Закрываю глаза и вижу — женщина сидит за столом и пишет. Ночь, люминесцентная лампа в её кухне слегка потрескивает. Она выключает её и зажигает маленькую лампу. Её лицо окунается в свет. Я вижу только линию сильного подбородка, живой хрупкий рот, её жаждущий рот; и, конечно, её буйные волосы, которые она пытается укротить резинками, гребёнками и заколками, и которые всё равно выбиваются. На столе лежит письмо. Она то и дело заглядывает в него и снова пишет, быстро и взволнованно. Она просто объята волнением, которое распространяется вокруг и, видимо, пугает её, потому что она ищет спасение в шутке: «Скажи-ка, где ты видел в наше время женщину, у которой есть время стоять в овощной лавке и изучать картофель?!»
Но губы её начинают дрожать… Она пишет что-то и с силой зачёркивает (такого решительного зачёркивания не было ни в одном из писем), встаёт, садится, сообщает, что ей необходимо выйти на улицу и немного пройтись, и остаётся… Пытается искусственно вызвать ещё немного злости, чтобы оторваться от письма, она просто разжигает в себе гнев: «И знай! Очень важно, чтобы ты знал, что у женщины в овощной лавке, по крайней мере у этой женщины, всегда имеется большая капля злости, когда она идёт за покупками!»

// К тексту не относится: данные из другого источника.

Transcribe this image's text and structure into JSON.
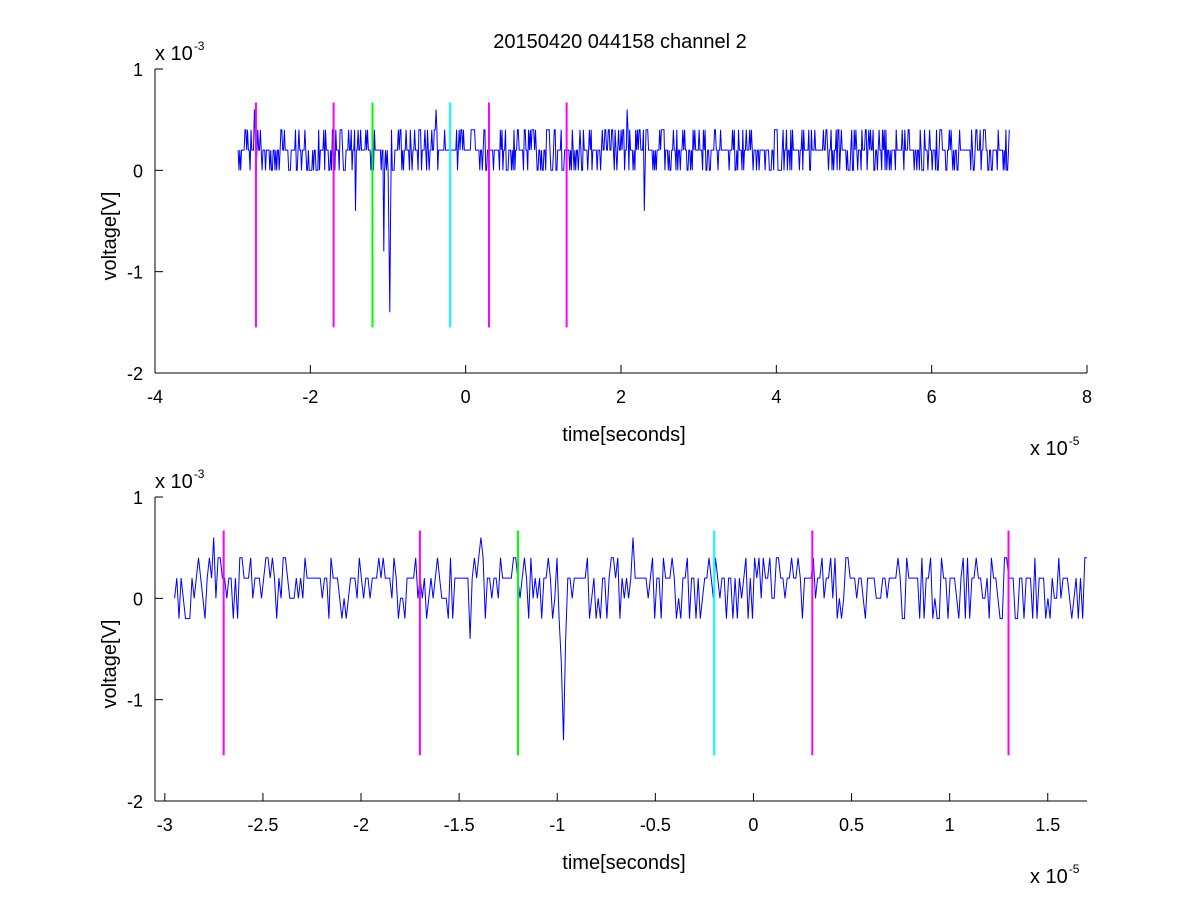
{
  "figure": {
    "title": "20150420 044158 channel 2"
  },
  "chart_data": [
    {
      "type": "line",
      "title": "20150420 044158 channel 2",
      "xlabel": "time[seconds]",
      "ylabel": "voltage[V]",
      "x_exponent_prefix": "x 10",
      "x_exponent": "-5",
      "y_exponent_prefix": "x 10",
      "y_exponent": "-3",
      "xlim": [
        -4,
        8
      ],
      "ylim": [
        -2,
        1
      ],
      "xticks": [
        -4,
        -2,
        0,
        2,
        4,
        6,
        8
      ],
      "xtick_labels": [
        "-4",
        "-2",
        "0",
        "2",
        "4",
        "6",
        "8"
      ],
      "yticks": [
        -2,
        -1,
        0,
        1
      ],
      "ytick_labels": [
        "-2",
        "-1",
        "0",
        "1"
      ],
      "units_note": "x in units of 1e-5 s, y in units of 1e-3 V",
      "series": [
        {
          "color": "#0000ff",
          "x_range": [
            -2.93,
            7.0
          ],
          "baseline": 0.2,
          "noise_levels": [
            0.0,
            0.2,
            0.4
          ],
          "spikes": [
            {
              "x": -0.98,
              "y": -1.4
            },
            {
              "x": -1.05,
              "y": -0.8
            },
            {
              "x": -1.42,
              "y": -0.4
            },
            {
              "x": 2.3,
              "y": -0.4
            },
            {
              "x": 2.08,
              "y": 0.6
            },
            {
              "x": -2.72,
              "y": 0.6
            },
            {
              "x": -0.38,
              "y": 0.6
            }
          ]
        }
      ],
      "markers": [
        {
          "x": -2.7,
          "color": "#ff00ff",
          "y_range": [
            -1.55,
            0.67
          ]
        },
        {
          "x": -1.7,
          "color": "#ff00ff",
          "y_range": [
            -1.55,
            0.67
          ]
        },
        {
          "x": -1.2,
          "color": "#00ff00",
          "y_range": [
            -1.55,
            0.67
          ]
        },
        {
          "x": -0.2,
          "color": "#00ffff",
          "y_range": [
            -1.55,
            0.67
          ]
        },
        {
          "x": 0.3,
          "color": "#ff00ff",
          "y_range": [
            -1.55,
            0.67
          ]
        },
        {
          "x": 1.3,
          "color": "#ff00ff",
          "y_range": [
            -1.55,
            0.67
          ]
        }
      ],
      "grid": false
    },
    {
      "type": "line",
      "xlabel": "time[seconds]",
      "ylabel": "voltage[V]",
      "x_exponent_prefix": "x 10",
      "x_exponent": "-5",
      "y_exponent_prefix": "x 10",
      "y_exponent": "-3",
      "xlim": [
        -3.05,
        1.7
      ],
      "ylim": [
        -2,
        1
      ],
      "xticks": [
        -3,
        -2.5,
        -2,
        -1.5,
        -1,
        -0.5,
        0,
        0.5,
        1,
        1.5
      ],
      "xtick_labels": [
        "-3",
        "-2.5",
        "-2",
        "-1.5",
        "-1",
        "-0.5",
        "0",
        "0.5",
        "1",
        "1.5"
      ],
      "yticks": [
        -2,
        -1,
        0,
        1
      ],
      "ytick_labels": [
        "-2",
        "-1",
        "0",
        "1"
      ],
      "units_note": "x in units of 1e-5 s, y in units of 1e-3 V",
      "series": [
        {
          "color": "#0000ff",
          "x_range": [
            -2.95,
            1.7
          ],
          "baseline": 0.2,
          "noise_levels": [
            -0.2,
            0.0,
            0.2,
            0.4
          ],
          "spikes": [
            {
              "x": -0.97,
              "y": -1.4
            },
            {
              "x": -1.44,
              "y": -0.4
            },
            {
              "x": -2.75,
              "y": 0.6
            },
            {
              "x": -1.39,
              "y": 0.6
            },
            {
              "x": -0.61,
              "y": 0.6
            }
          ]
        }
      ],
      "markers": [
        {
          "x": -2.7,
          "color": "#ff00ff",
          "y_range": [
            -1.55,
            0.67
          ]
        },
        {
          "x": -1.7,
          "color": "#ff00ff",
          "y_range": [
            -1.55,
            0.67
          ]
        },
        {
          "x": -1.2,
          "color": "#00ff00",
          "y_range": [
            -1.55,
            0.67
          ]
        },
        {
          "x": -0.2,
          "color": "#00ffff",
          "y_range": [
            -1.55,
            0.67
          ]
        },
        {
          "x": 0.3,
          "color": "#ff00ff",
          "y_range": [
            -1.55,
            0.67
          ]
        },
        {
          "x": 1.3,
          "color": "#ff00ff",
          "y_range": [
            -1.55,
            0.67
          ]
        }
      ],
      "grid": false
    }
  ]
}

При этих словах слёзы капают из её глаз на бумагу, и она пишет мне свой рассказ на пятнадцати страницах, почти не отрываясь. И только закончив, она может вздохнуть и даже немного посмеяться, обводя кружком пятно от одной слезинки: «Смотри, как в романе девятнадцатого века…»
Эй, Мирьям!
Помнишь, как в начале этого письма, чувствуя, что я совсем лишил тебя сил, ты спросила: «Ты всегда такой? Как остриё вращающегося меча? Даже в обычной жизни? Со всеми?» Ты спросила, как можно так жить в семье, и живёт ли Майя в таком же ритме, или, может, я нуждаюсь в ком-то совершенно мне противоположном, в ком-то, кто меня успокоит.